A workers’ understanding of the tasks required, number of staff, time frame and climate conditions, as well as their personal experience, physical fitness and physiological status, are all influential in self-pacing.
“[It] highlights the importance of communication to provide sufficient detail, facilitating informed pacing effort, a strategy not generally associated with heat stress mitigation.”
The authors recommended that further research into emergency scenarios or time-sensitive operations that inhibit self-pacing was warranted, citing power service interruptions as an example, with workers potentially prioritising the restoration of services over their own health.
“Identifying circumstances that inhibit self-pacing may reveal scenarios likely to induce heat stress when undertaken in the hot conditions.”
Additionally, the study suggested that as workplace accidents are more likely during the hottest time of year, understanding that relationship should be prioritised so as to identify hazardous periods.
In the absence of research in these areas, extra consideration should be given to health monitoring and cooling strategies in such scenarios.
“Managing heat stress is likely to have multiple positive outcomes with reference to lower individual and organisational rates of morbidity, fewer accidents, greater sense of comfort, improved renal health, increased productivity and social wellbeing,” according to the study.

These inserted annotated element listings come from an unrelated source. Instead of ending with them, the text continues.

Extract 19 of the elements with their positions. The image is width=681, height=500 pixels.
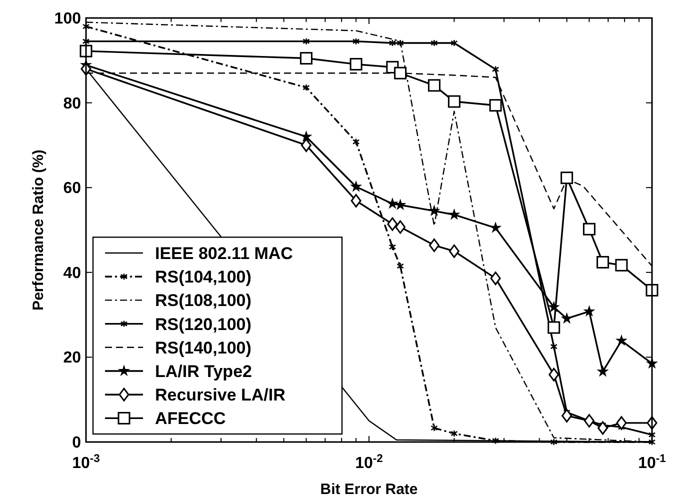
x-tick-label: 10$^{-1}$ (638, 453, 666, 472)
y-tick-label: 40 (63, 264, 82, 282)
y-tick-label: 100 (54, 10, 82, 28)
x-axis-title: Bit Error Rate (320, 481, 418, 498)
y-tick-label: 60 (63, 180, 82, 198)
legend-label: AFECCC (155, 409, 226, 428)
legend-label: RS(120,100) (155, 314, 252, 334)
x-tick-label: 10$^{-2}$ (355, 453, 383, 472)
x-tick-label: 10$^{-3}$ (72, 453, 100, 472)
y-tick-label: 20 (63, 350, 82, 367)
legend-label: Recursive LA/IR (155, 386, 286, 405)
y-axis-title: Performance Ratio (%) (30, 150, 47, 310)
y-tick-label: 0 (72, 434, 82, 452)
y-tick-label: 80 (63, 95, 82, 112)
legend-label: RS(140,100) (155, 338, 252, 358)
legend-label: LA/IR Type2 (155, 362, 252, 381)
legend-label: RS(108,100) (155, 291, 252, 310)
legend-label: IEEE 802.11 MAC (155, 244, 293, 263)
legend-label: RS(104,100) (155, 268, 252, 287)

A second finding of the study was that despite the majority of workers starting and ending their shifts dehydrated, a common problem for as much as 60 per cent of workers, fluid consumption approximately matched sweat loss, with only one employee losing more than the recommended 2 per cent of body mass.
In other words, most weren’t significantly more dehydrated at the end of the shift than when they started, a result that the study authors attributed to adequate access to fluids on-site and a relatively low sweat rate amongst the utility workers.
“Maintenance of this trend… combined with improvements in pre-shift hydration on days when duties may limit access to fluids would limit the detrimental effects of dehydration.”
Given that dehydration increases the likelihood of heat stress, fatigue and heat stroke, staying hydrated at work through pre-shift hydration and other strategies is a crucial element of heat stress management.
The increased likelihood of kidney stones also caused the researchers to add that “workplace education packages therefore should address not only the short-term but also the long-term health implications of inadequate fluid consumption.”